Could America Really Ban Bitcoin?

In 2009, bitcoin made its debut as a digital peer-to-peer network that was untethered to any national government. Since then, it has become a widely accepted form of payment around the world with growing value. While a single bitcoin was worth less than 10 cents a decade ago, it peaked at over $60,000 in February and April 2021, per Statista. However, the cryptocurrency has suffered some setbacks after coming under scrutiny from numerous countries around the world. 

In its biggest blow, China banned mining the digital currency, citing the carbon emissions emitted by miners as its reason, per Coindesk. According to Newsweek, other nations — such as India and several members of the European Union — have also considered regulations on bitcoin due to its connection to crime and money laundering. 

As a result, many investors and monetary policymakers have questioned whether the United States might follow suit and either enact regulations or even ban the digital currency.

U.S. action against bitcoin is 'unlikely'

Fortunately for bitcoin enthusiasts, experts believe that it is "unlikely" that the United States will meddle with the digital currency, per Newsweek. There are multiple reasons for the U.S. to steer clear of the crypto world. For starters, Wall Street has already embraced bitcoin, and it is even traded on the Chicago Mercantile Exchange. 

Moreover, government officials have a vested interest in keeping the U.S. dollar as the world's reserve currency. If bitcoin were to grow in popularity and could not be exchanged to the dollar, it is likely that another currency from a more "welcoming" country would become the most used currency in the world.
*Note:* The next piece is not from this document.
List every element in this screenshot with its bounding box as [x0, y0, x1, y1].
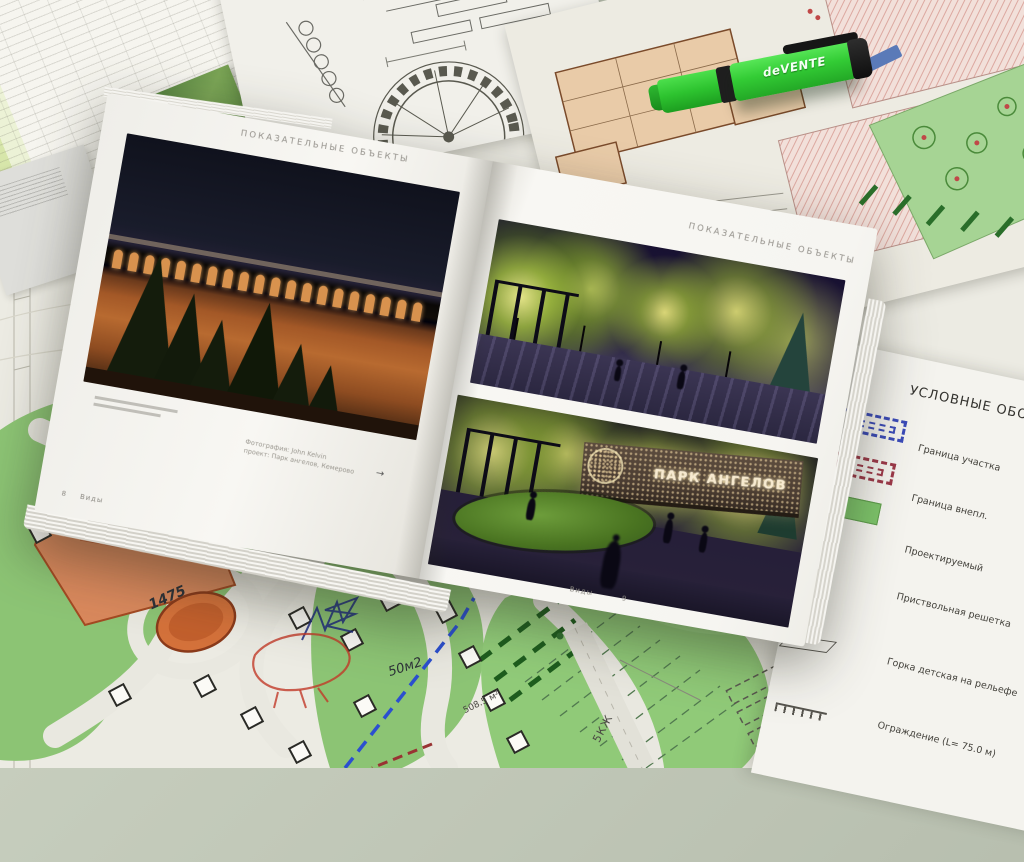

Last but not least, it would be difficult for the American government to crack down on bitcoin even if it wanted to. Lawmakers would have to raise taxes on transactions using the cryptocurrency — but that in turn would likely drive investment away and end in a net loss for the Internal Revenue Service.
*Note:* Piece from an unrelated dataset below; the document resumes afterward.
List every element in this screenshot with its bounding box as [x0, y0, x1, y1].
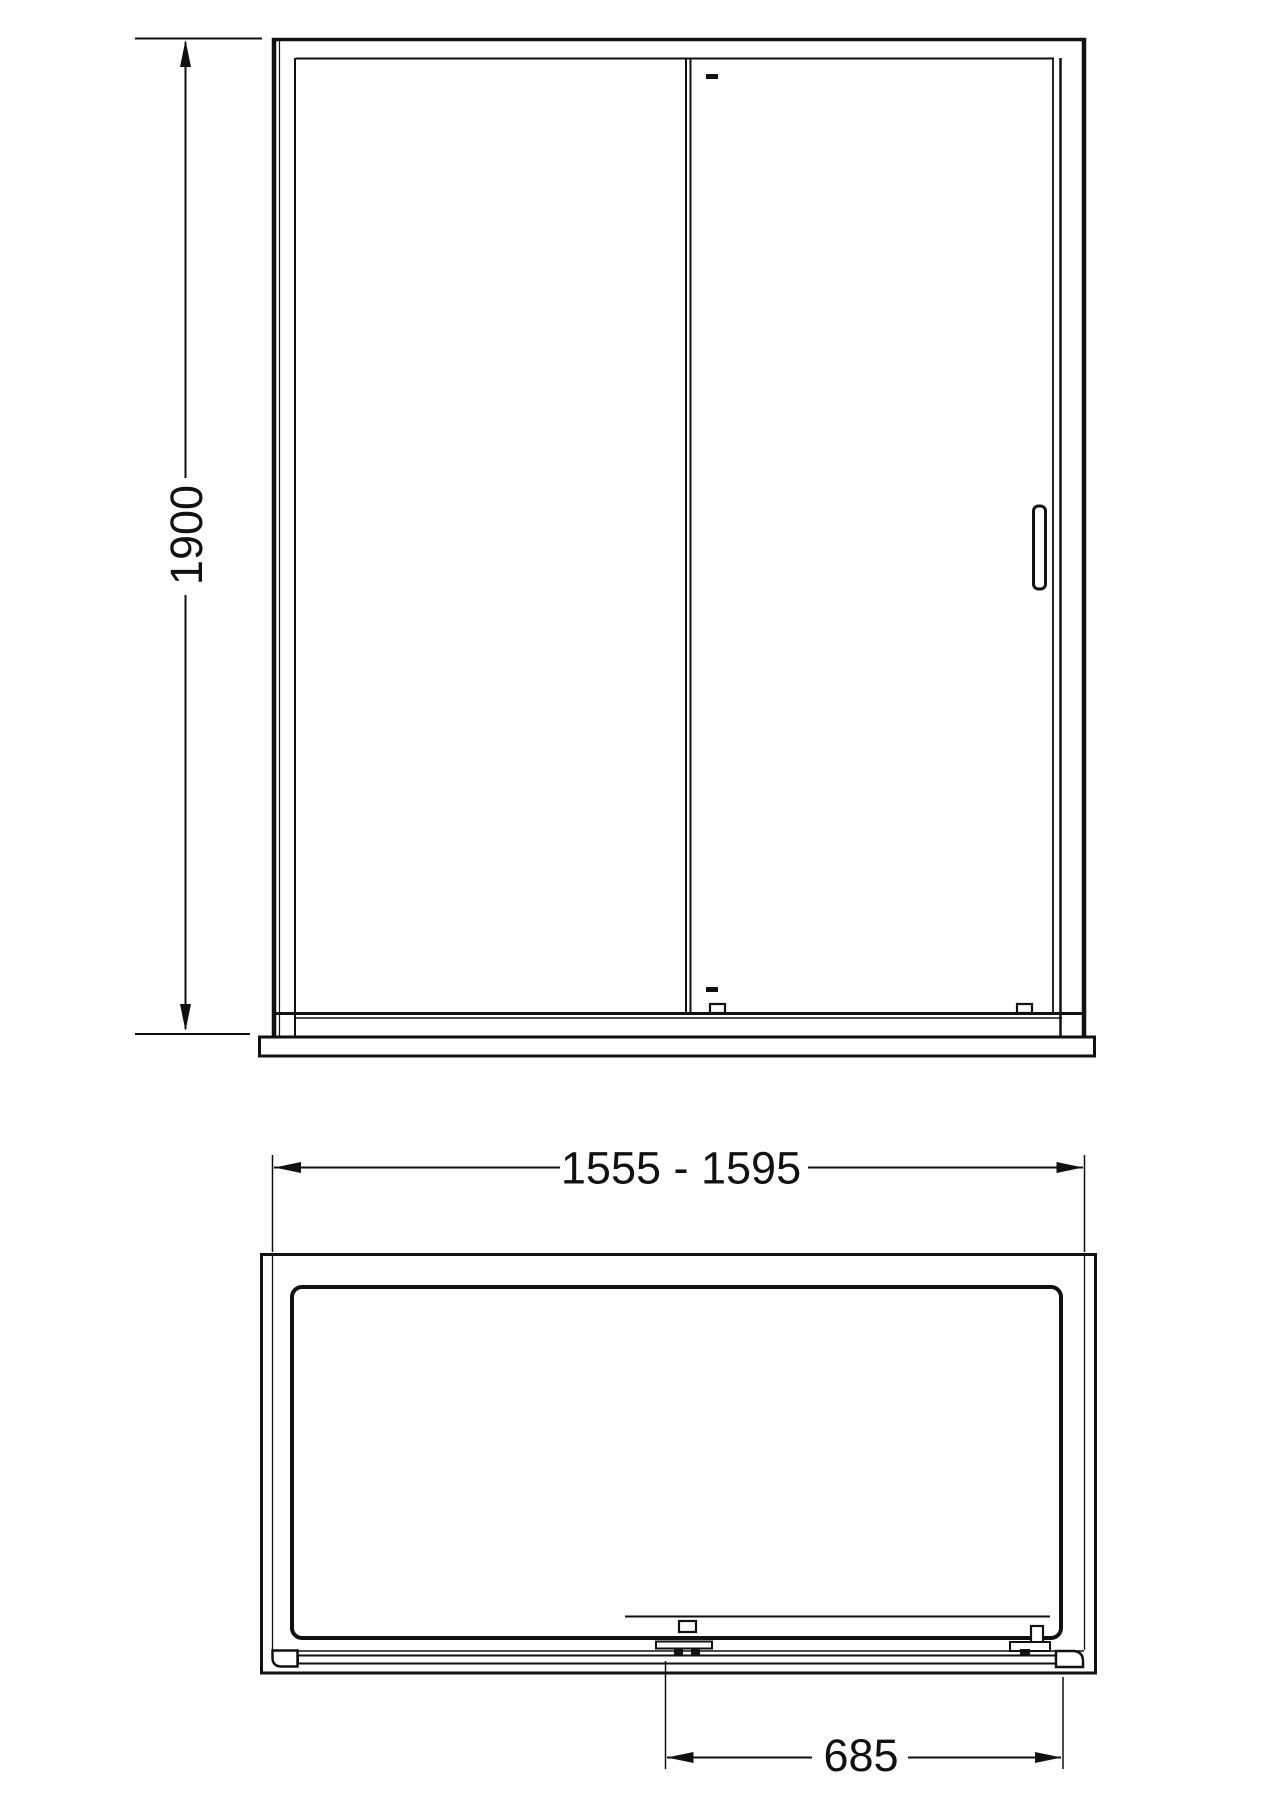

"The government doesn't pose a threat to bitcoin," explained Carlos Betancourt, who runs a digital asset hedge fund. "It will be around whether the government likes it or not as long as we have the Internet."

"The global decentralized system simply cannot be stopped from encroaching the borders of any sovereign state," he added. "The ultimate winners will be those countries that embrace and find ways to work with it."